Battle lines are already being drawn at auction marts around the country as sheep farmers and supermarkets plan their strategy for a prime lamb selling season that could have major implications for the future of sheep production in the UK.
Auctioneers are in total agreement when they say their prime lamb vendors are no longer making “empty threats” about getting out of sheep production.
Although prices at many of this week’s markets were still well up on a year ago – some about 30p/kg more than early June 2007 – auctioneers and farmers say rising production costs are biting hard into margins, with creep-fed lambs the most expensive commodity these flocks have produced for years.
But as lamb trade makes its transition into the first stages of the main selling season, supermarket buyers are already saying producers will have to be realistic about what they expect for their lambs or there will be consumer resistance and demand will slump.
Plenty of prime lambs were leaving the ring at 170-180p/kg at many markets this week and, although some local butchers were giving up to 200p, volume buyers made it clear they weren’t happy. Prices did ease at most centres and, with lamb numbers increasing, the supermarkets are poised to take advantage.
While no one is prepared to be quoted about what an “acceptable” prime lamb price will be as trade moves into the main summer season, 150p/kg is looking like the cut-off point. Returns below that could trigger the biggest upheaval the industry has seen for decades.
“Unless main season’s lambs leave a fair margin, we’re going to see a lot of sheep men get out of the job – and they are men that you’d never think would leave sheep farming,” said Lanark Auction Mart auctioneer Brian Ross.
His opinion was echoed by McCartneys auctioneer Clive Roads, who sold 2500 prime lambs at Ludlow this week to average 180p/kg. “There is plenty of competition for well-meated lambs at the moment, but if prices take a dive in mid-season, many farmers have vowed to get out,” he said. “Our cull ewe trade through all our markets continues to be strong, but it is worrying so many young ewes continue to be taken out of the system.”
The realignment of the sheep sector, driven by rising costs and low returns, is already under way much earlier than expected.

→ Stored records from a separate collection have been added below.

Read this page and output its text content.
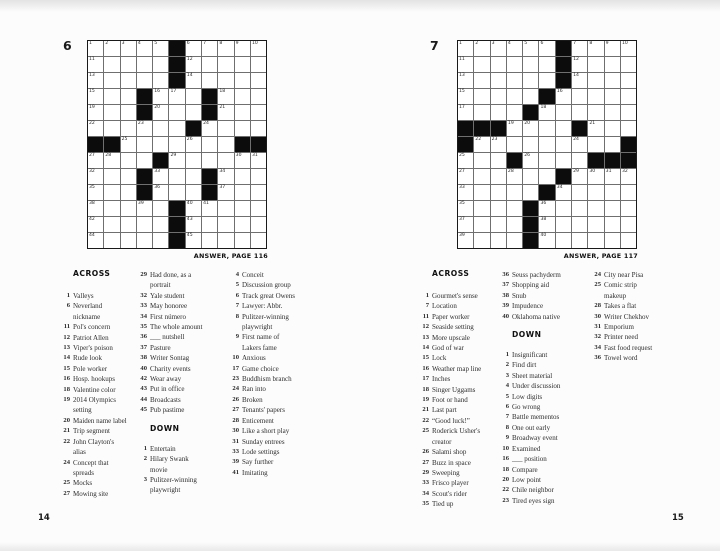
6	1	2	3	4	5	6	7	8	9	10
11	12
13	14
15	16 17	18
19	20	21
22	23	24
25	26
27 28	29	30 31
32	33	34
35	36	37
38	39	40 41
42	43
44	45
ANSWER, PAGE 116
ACROSS
1 Valleys
6 Neverland nickname
11 Pol's concern
12 Patriot Allen
13 Viper's poison
14 Rude look
15 Pole worker
16 Hosp. hookups
18 Valentine color
19 2014 Olympics setting
20 Maiden name label
21 Trip segment
22 John Clayton's alias
24 Concept that spreads
25 Mocks
27 Mowing site
29 Had done, as a portrait
32 Yale student
33 May honoree
34 First número
35 The whole amount
36 ___ nutshell
37 Pasture
38 Writer Sontag
40 Charity events
42 Wear away
43 Put in office
44 Broadcasts
45 Pub pastime
DOWN
1 Entertain
2 Hilary Swank movie
3 Pulitzer-winning playwright
4 Conceit
5 Discussion group
6 Track great Owens
7 Lawyer: Abbr.
8 Pulitzer-winning playwright
9 First name of Lakers fame
10 Anxious
17 Game choice
23 Buddhism branch
24 Ran into
26 Broken
27 Tenants' papers
28 Enticement
30 Like a short play
31 Sunday entrees
33 Lode settings
39 Say further
41 Imitating
14
7	1	2	3	4	5	6	7	8	9	10
11	12
13	14
15	16
17	18
19 20	21
22 23	24
25	26
27	28	29 30 31 32
33	34
35	36
37	38
39	40
ANSWER, PAGE 117
ACROSS
1 Gourmet's sense
7 Location
11 Paper worker
12 Seaside setting
13 More upscale
14 God of war
15 Lock
16 Weather map line
17 Inches
18 Singer Uggams
19 Foot or hand
21 Last part
22 “Good luck!”
25 Roderick Usher's creator
26 Salami shop
27 Buzz in space
29 Sweeping
33 Frisco player
34 Scout's rider
35 Tied up
36 Seuss pachyderm
37 Shopping aid
38 Snub
39 Impudence
40 Oklahoma native
DOWN
1 Insignificant
2 Find dirt
3 Sheet material
4 Under discussion
5 Low digits
6 Go wrong
7 Battle mementos
8 One out early
9 Broadway event
10 Examined
16 ___ position
18 Compare
20 Low point
22 Chile neighbor
23 Tired eyes sign
24 City near Pisa
25 Comic strip makeup
28 Takes a flat
30 Writer Chekhov
31 Emporium
32 Printer need
34 Fast food request
36 Towel word
15
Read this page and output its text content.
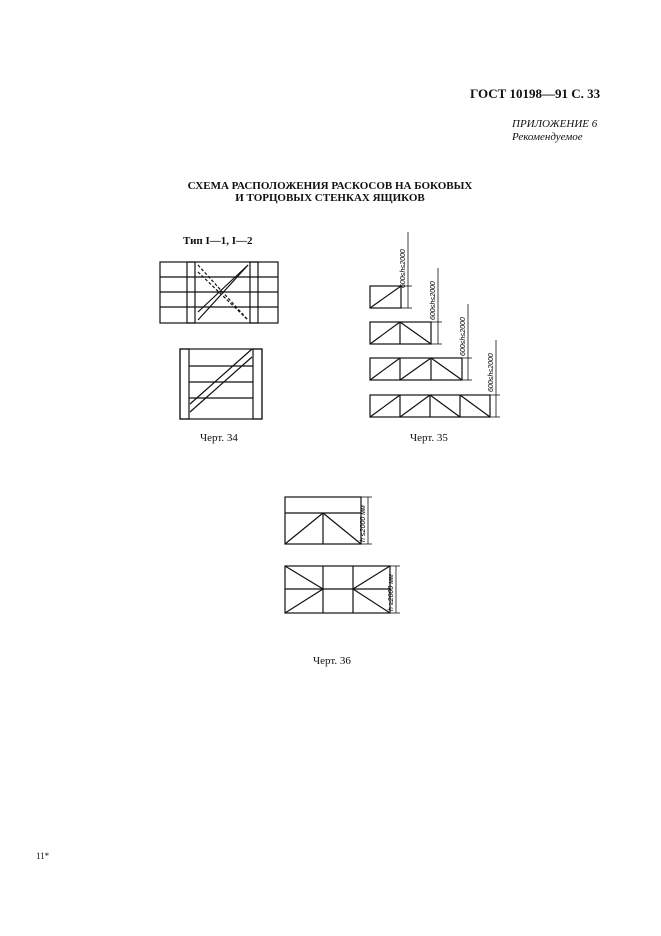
ГОСТ 10198—91 С. 33
ПРИЛОЖЕНИЕ 6
Рекомендуемое
СХЕМА РАСПОЛОЖЕНИЯ РАСКОСОВ НА БОКОВЫХ
И ТОРЦОВЫХ СТЕНКАХ ЯЩИКОВ
Тип I—1, I—2
600≤h≤2000
600≤h≤2000
600≤h≤2000
600≤h≤2000
h ≤2000 мм
h ≥2000 мм
Черт. 34	Черт. 35
Черт. 36
11*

Comparisons with the exodus from milk are already being made.
The new Rugby auction mart at Stoneleigh has been trading since early May. Spokesman Vincent Davies said the 977 prime lambs forward this week averaged 177p – about 11p down on the week.
“Supermarkets are already trying to talk the price down, but this year’s unprecedented rise in production costs means farmers have got to be paid a price that leaves them a profit,” said Mr Davies.
This week saw the first sale of lightweight lambs at Kirkby Stephen, Cumbria, where the best – weighing 32-34kg – reached 150-160p/kg. Lighter sorts at 26-27kg were harder to cash.
But Kirkby Stephen’s main sale of prime lambs reflected the difficulties many north-country producers are facing trying to sell lambs that have “gone stale”.
“Lambs were selling from 170-200p/kg, but there were many plain lambs that had eventually reached 40kg but should have been there three weeks ago,” said auctioneer Stuart Bell. “They’d lost that fresh look and were down to about 150p.
“Supermarkets tell us 170-180p/kg isn’t sustainable. Every producer has a cut-off point and knows what his lambs must make to leave some profit. This is make or break year for many sheep producers.”